White House official resigns over Air Force One NYC flyover

The director of the White House Office of Military Affairs, stepped down because of a PR photo shoot eerily reminiscent of 9/11.

Published May 8, 2009 9:15PM (EDT)

It was basically inevitable that someone in the White House would fall on their sword over the incredibly stupid decision to have Air Force One fly at low altitude right around lower Manhattan  (trailed by a fighter jet, no less) in order to get a PR photo. Now, it's happened -- and, just as inevitably, it was announced on a Friday afternoon, the traditional time to release embarrassing information you'd rather not have in the news cycle for very long.

On his way out of the administration is White House Military Office Director Louis Caldera, whose office was responsible for the decision. His resignation is effective on May 22nd, but he's done at WHMO as of today.

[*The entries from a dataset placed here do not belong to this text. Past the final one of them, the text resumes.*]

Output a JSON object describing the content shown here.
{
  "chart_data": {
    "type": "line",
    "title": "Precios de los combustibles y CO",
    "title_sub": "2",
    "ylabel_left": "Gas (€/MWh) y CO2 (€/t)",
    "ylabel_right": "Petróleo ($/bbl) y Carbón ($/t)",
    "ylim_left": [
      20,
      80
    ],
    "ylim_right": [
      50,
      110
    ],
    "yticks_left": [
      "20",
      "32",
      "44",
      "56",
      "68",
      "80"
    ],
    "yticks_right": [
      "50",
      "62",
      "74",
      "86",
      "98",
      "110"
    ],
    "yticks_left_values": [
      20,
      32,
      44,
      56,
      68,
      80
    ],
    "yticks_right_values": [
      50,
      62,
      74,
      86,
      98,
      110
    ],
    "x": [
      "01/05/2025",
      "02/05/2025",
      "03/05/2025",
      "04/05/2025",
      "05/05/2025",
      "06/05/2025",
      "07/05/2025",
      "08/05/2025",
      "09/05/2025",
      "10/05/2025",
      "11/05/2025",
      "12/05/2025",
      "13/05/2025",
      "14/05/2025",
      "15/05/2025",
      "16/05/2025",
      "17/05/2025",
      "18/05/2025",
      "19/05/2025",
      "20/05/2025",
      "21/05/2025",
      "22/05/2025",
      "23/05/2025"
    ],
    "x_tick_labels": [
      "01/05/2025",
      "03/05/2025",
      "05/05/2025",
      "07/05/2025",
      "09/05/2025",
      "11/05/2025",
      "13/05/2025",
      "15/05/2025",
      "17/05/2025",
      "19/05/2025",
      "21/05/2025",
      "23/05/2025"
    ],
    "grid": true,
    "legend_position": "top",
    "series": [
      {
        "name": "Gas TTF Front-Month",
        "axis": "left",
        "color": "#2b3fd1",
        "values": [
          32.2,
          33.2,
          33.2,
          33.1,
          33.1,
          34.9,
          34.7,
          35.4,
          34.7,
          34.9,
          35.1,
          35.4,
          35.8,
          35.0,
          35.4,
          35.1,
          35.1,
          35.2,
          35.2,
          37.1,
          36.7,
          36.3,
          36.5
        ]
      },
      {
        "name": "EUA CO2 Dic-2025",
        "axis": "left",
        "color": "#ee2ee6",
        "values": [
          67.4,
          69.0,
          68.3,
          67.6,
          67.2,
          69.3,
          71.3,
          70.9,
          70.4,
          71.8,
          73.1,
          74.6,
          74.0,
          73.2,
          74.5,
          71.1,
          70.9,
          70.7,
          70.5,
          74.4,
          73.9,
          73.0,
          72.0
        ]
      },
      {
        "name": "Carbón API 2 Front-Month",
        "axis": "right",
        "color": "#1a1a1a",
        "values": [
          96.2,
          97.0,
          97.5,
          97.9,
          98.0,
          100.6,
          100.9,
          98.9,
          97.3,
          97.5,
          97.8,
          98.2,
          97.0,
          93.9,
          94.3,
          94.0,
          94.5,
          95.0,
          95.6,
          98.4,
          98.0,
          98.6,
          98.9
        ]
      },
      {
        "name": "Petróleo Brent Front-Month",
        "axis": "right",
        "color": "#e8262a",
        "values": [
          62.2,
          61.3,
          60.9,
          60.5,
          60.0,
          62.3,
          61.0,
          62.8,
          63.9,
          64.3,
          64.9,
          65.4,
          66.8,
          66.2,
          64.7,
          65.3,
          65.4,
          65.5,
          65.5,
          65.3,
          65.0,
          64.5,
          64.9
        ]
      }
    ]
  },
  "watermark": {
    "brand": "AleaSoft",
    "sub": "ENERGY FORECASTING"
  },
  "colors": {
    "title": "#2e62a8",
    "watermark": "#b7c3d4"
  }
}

The White House also released one of the photos taken during the shoot. It shows the plane above the Statue of Liberty, with New Jersey in the distance, and it's honestly not a very good picture.  But it is, at least, not as bad as an accompanying report describing how the flight came to be authorized -- and why the White House was (at least according to the document) uninformed before it took place.

According to the report, Caldera was repeatedly informed about the plan but didn't really pick up on it or its implications for various reasons: He was busy upon his return from the president's trip to Mexico, his deputy sent an e-mail about it to an address he didn't check often, he was suffering from back spasms and "went home early a couple days."

There are a couple unintentionally funny notes in the report as well. In his e-mail to Caldera, the deputy director writes that the operation "will probably receive some local press," but, he says, "WH shouldn't catch any questions about it." Not quite the way it turned out, obviously.

And my favorite sentence: "He stated that White House Chief of Staff Rahm Emanuel entered the room, described the controversy created by the flight, and asked whether the White House knew about the flyover in advance."

I would have loved to be a fly on the wall to hear how Emanuel "described" the controversy and "asked" about it.


By Alex Koppelman

Alex Koppelman is a staff writer for Salon.